It’s a clear, sunny day and considerably hotter than Koh Tao. Penang island (also dubbed Isle of the Betel-nut and Pearl of the Orient) has a hilly interior and George Town sits on a wide coastal strip on the north-east corner. The old town is a designated UNESCO world heritage site in celebration of its religious and cultural diversity – the population is roughly a third Malay, a third Chinese and a third Indian (Tamil) with a smattering of other ethnic groupings – ‘expressed in the great variety of religious buildings (Muslim, Hindu, Christian, Buddhist, Tao), ethnic quarters, many languages (Malay is the offfical language and English is the second language), worship, religious festivals, dances, costumes, art and music, food and daily life’*. All of which makes historic Georgetown a charming, vibrant and fascinating place to visit and we fall in love with it immediately.
We are staying in Love Lane at the Old Penang Guest House. This is an historic colonial house beautifully restored with original shutters both on the street facade and on the upper internal landing walls and rooms facing the inner covered, double height public area. We have one of the two first floor shuttered rooms with wooden floor and tasteful decoration – only 50 ringitts (£10) which is a snip to be able to stay in such a lovely place. Love Lane borders the core heritage zone to the east and the ‘buffer’ zone to the west, and is in the heart of the Chinese district so is an ideal location from which to explore the heart of this beautiful and architecturally arresting city.
We haven’t been able to take any photos since Andy dipped our camera in the sea when we were in Koh Samui. So we head for the nearest shopping mall – Prangin Mall – and buy a Nikon Coolpix. We are hoping will be better than the Sony Cybershot which was useless at taking night shots.
Quite by chance we have arrived on the day of the Chinese New Year cultural celebrations and as the afternoon fades into evening more and more people are coming onto the streets until it is almost impossible to move at anything but shuffilng pace. Chinese lanterns decorate the streets and stages have been erected at various points around Chinatown on which a revolving programme of entertainment is taking place including martial arts displays, classical opera (although it proves completely impossible to get close to the latter) popular and traditional singing, dancing, dragon dances and more. In the main street numerous dragon dancers are accompanied by a cacophony of drums and cymbals.
It’s a delightful surprise to be able to experience these celebrations, particularly because Chinese New Year went completely unmarked at Black Tip. The most absorbing event is the balancing of 30-foot flag poles complete with flags. Performers deftly ‘catch’ the poles kicked to them, on their foreheads and then bounce them onto other parts of their body including shoulders, chin, mouth, the belt knot on their back and a single finger. A impressive feat!
We spend several hours taking in the intoxicating atmosphere until our legs and feet start to protest and our stomachs are growling and we need to eat.
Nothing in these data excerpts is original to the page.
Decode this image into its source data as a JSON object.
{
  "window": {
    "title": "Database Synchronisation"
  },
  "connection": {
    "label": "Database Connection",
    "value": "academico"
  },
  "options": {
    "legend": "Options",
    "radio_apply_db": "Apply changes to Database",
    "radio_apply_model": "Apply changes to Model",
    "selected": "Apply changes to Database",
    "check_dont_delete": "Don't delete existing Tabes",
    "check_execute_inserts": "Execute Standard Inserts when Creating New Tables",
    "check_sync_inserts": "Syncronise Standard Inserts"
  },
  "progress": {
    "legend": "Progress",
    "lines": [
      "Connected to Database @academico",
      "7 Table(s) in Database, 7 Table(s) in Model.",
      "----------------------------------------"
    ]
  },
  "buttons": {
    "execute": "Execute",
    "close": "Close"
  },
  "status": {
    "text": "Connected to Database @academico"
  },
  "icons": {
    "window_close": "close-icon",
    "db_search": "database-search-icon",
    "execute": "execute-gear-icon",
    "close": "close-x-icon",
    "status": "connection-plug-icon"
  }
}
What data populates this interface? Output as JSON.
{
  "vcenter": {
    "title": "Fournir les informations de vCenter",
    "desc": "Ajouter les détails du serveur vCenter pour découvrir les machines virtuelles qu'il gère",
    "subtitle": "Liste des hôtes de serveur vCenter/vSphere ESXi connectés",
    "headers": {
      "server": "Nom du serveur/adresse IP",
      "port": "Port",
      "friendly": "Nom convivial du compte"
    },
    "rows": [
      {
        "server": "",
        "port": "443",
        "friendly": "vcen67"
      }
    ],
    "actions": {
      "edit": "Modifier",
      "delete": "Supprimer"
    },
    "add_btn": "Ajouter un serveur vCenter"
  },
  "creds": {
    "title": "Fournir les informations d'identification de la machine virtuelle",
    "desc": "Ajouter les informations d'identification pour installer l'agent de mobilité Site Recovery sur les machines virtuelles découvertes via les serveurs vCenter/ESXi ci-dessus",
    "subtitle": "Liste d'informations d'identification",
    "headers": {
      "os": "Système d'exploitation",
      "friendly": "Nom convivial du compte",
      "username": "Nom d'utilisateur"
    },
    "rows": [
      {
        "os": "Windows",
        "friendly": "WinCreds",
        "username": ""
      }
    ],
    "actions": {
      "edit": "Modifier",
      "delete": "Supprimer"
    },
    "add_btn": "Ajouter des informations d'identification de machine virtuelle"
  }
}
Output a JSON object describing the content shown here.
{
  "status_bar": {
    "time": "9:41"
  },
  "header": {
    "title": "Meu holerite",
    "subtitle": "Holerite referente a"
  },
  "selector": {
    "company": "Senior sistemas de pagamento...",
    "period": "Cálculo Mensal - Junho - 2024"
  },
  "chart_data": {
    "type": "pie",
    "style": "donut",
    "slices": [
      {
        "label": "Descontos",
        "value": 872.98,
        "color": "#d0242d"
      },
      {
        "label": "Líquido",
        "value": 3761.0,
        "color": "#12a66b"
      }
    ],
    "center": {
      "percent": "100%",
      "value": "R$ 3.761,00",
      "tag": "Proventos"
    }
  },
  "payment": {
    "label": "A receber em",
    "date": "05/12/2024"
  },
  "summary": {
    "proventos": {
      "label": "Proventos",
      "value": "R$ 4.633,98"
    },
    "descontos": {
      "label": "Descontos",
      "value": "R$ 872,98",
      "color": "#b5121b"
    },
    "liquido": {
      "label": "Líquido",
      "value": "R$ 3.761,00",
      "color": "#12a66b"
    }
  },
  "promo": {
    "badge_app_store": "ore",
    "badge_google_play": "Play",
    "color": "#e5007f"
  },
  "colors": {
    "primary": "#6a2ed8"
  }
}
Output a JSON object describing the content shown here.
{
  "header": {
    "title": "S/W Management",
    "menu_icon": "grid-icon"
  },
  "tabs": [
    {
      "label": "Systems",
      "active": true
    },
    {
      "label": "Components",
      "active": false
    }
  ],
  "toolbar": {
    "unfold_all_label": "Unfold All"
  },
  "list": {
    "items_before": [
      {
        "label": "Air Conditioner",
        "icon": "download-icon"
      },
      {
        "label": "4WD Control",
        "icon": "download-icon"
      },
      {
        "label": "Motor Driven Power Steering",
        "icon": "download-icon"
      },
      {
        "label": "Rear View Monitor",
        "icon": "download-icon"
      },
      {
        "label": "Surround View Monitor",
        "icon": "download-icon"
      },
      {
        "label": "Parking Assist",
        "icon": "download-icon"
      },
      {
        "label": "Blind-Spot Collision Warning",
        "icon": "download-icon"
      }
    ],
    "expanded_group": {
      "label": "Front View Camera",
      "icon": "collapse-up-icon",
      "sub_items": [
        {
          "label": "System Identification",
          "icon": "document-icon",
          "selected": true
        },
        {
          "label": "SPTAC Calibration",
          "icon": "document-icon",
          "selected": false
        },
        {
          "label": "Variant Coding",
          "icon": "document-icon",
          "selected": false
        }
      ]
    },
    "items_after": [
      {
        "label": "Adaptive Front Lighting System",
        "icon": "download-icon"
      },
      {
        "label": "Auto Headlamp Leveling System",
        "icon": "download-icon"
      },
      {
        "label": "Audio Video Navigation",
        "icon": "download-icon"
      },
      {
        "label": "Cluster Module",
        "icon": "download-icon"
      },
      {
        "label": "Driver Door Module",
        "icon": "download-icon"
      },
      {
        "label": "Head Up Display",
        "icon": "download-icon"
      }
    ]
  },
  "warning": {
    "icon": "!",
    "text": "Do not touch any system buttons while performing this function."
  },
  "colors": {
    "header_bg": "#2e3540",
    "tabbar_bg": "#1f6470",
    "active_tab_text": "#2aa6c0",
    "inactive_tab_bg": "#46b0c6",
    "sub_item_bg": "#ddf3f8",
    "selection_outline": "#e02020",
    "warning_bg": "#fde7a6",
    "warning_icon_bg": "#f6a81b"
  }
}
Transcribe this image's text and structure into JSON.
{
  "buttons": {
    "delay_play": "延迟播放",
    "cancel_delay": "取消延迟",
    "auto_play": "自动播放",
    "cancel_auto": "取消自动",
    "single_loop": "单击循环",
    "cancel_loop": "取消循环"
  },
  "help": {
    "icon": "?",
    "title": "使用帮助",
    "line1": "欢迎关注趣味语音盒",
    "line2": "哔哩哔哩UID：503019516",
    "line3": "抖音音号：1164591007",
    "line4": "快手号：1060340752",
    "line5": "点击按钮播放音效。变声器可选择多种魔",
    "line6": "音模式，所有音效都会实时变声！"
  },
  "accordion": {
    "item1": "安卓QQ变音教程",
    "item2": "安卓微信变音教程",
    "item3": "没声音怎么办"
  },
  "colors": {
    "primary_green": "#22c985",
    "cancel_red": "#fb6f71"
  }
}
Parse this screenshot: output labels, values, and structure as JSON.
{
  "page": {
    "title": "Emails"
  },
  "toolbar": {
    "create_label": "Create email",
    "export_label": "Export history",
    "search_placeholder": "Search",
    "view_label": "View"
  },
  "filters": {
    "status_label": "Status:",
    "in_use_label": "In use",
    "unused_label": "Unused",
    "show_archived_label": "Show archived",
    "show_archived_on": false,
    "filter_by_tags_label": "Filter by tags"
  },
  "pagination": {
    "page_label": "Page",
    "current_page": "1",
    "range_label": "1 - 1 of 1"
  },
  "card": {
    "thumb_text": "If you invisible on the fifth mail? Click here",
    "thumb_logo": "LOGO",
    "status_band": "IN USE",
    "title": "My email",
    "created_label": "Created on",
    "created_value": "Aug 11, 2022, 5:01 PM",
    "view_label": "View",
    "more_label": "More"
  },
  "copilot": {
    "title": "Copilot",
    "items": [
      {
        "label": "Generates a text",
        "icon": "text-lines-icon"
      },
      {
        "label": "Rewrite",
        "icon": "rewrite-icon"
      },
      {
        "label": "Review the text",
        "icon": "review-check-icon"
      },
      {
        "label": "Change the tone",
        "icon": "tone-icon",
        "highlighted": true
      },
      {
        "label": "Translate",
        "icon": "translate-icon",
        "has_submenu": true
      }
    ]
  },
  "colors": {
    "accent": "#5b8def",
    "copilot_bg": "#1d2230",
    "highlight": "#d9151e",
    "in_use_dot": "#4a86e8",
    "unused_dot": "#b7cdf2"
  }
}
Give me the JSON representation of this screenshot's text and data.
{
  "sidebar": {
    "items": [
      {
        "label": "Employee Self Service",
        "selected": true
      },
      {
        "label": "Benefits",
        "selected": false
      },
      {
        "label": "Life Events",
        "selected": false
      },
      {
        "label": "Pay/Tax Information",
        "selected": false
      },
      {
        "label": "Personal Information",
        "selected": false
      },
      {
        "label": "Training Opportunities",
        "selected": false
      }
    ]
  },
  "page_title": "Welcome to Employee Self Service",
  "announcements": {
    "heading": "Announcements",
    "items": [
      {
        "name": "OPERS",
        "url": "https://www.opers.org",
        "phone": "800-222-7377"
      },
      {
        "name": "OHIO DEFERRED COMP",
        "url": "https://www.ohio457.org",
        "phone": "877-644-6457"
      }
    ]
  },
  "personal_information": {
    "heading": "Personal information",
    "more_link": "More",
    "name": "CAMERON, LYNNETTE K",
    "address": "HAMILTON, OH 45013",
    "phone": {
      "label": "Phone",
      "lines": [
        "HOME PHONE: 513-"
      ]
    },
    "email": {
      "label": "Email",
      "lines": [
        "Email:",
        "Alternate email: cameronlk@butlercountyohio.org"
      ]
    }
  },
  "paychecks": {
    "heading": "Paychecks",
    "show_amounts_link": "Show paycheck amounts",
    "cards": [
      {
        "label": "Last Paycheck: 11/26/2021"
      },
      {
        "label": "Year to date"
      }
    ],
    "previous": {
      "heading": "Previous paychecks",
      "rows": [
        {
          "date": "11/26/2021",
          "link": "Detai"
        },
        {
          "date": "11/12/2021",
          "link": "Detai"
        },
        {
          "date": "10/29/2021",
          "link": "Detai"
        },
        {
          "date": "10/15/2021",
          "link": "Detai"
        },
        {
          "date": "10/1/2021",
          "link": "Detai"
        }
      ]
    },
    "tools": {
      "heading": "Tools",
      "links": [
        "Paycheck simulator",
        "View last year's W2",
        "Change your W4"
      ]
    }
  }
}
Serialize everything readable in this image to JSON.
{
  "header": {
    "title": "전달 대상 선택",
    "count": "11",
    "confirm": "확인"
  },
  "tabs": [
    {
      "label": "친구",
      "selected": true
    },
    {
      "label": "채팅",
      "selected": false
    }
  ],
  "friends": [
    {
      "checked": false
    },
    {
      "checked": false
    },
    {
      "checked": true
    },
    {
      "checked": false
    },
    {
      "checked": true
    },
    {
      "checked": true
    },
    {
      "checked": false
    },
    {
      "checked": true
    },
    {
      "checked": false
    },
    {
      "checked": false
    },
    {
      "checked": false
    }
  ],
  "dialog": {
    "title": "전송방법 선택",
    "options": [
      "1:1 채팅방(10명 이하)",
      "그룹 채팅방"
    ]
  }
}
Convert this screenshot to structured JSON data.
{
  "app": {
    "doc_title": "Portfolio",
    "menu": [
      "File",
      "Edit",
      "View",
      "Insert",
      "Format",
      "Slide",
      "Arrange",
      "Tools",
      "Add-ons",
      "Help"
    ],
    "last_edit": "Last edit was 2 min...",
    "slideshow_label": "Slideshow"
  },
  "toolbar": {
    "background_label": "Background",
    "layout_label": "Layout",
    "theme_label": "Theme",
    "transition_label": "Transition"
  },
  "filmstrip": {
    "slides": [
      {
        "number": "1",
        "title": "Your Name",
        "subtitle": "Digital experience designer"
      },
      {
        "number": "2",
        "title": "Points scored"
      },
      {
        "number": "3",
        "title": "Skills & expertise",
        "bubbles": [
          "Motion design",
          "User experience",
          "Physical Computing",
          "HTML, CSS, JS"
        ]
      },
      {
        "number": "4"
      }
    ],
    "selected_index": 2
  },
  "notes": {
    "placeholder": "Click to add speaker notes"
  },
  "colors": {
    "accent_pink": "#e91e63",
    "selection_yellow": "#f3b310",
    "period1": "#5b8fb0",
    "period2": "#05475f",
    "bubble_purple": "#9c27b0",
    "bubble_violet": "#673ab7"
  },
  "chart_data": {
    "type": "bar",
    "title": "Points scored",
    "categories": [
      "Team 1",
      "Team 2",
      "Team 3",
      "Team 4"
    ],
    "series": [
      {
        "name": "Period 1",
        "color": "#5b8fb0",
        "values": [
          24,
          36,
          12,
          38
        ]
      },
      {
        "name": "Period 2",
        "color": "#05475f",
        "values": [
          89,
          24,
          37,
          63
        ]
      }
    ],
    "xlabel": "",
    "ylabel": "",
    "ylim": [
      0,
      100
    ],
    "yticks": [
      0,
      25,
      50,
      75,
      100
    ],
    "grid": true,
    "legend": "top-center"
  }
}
We set off to look for some street food, only we have left it too late and the stalls are packing up. So we wander towards the seafront and stumble upon a large food court. Once we have worked out the ordering etiquette – drinks are ordered at the table, food is ordered at the stands and brought to the table, we tuck into some very cheap (16 Ringitts – £3) and authentic food. A far cry from our western lunch in a German bar at 71 Ringitts – £22) which was a bit of an aberration; we have eaten hardly and western food since arriving in Asia, because it is so expensive and generally not very good.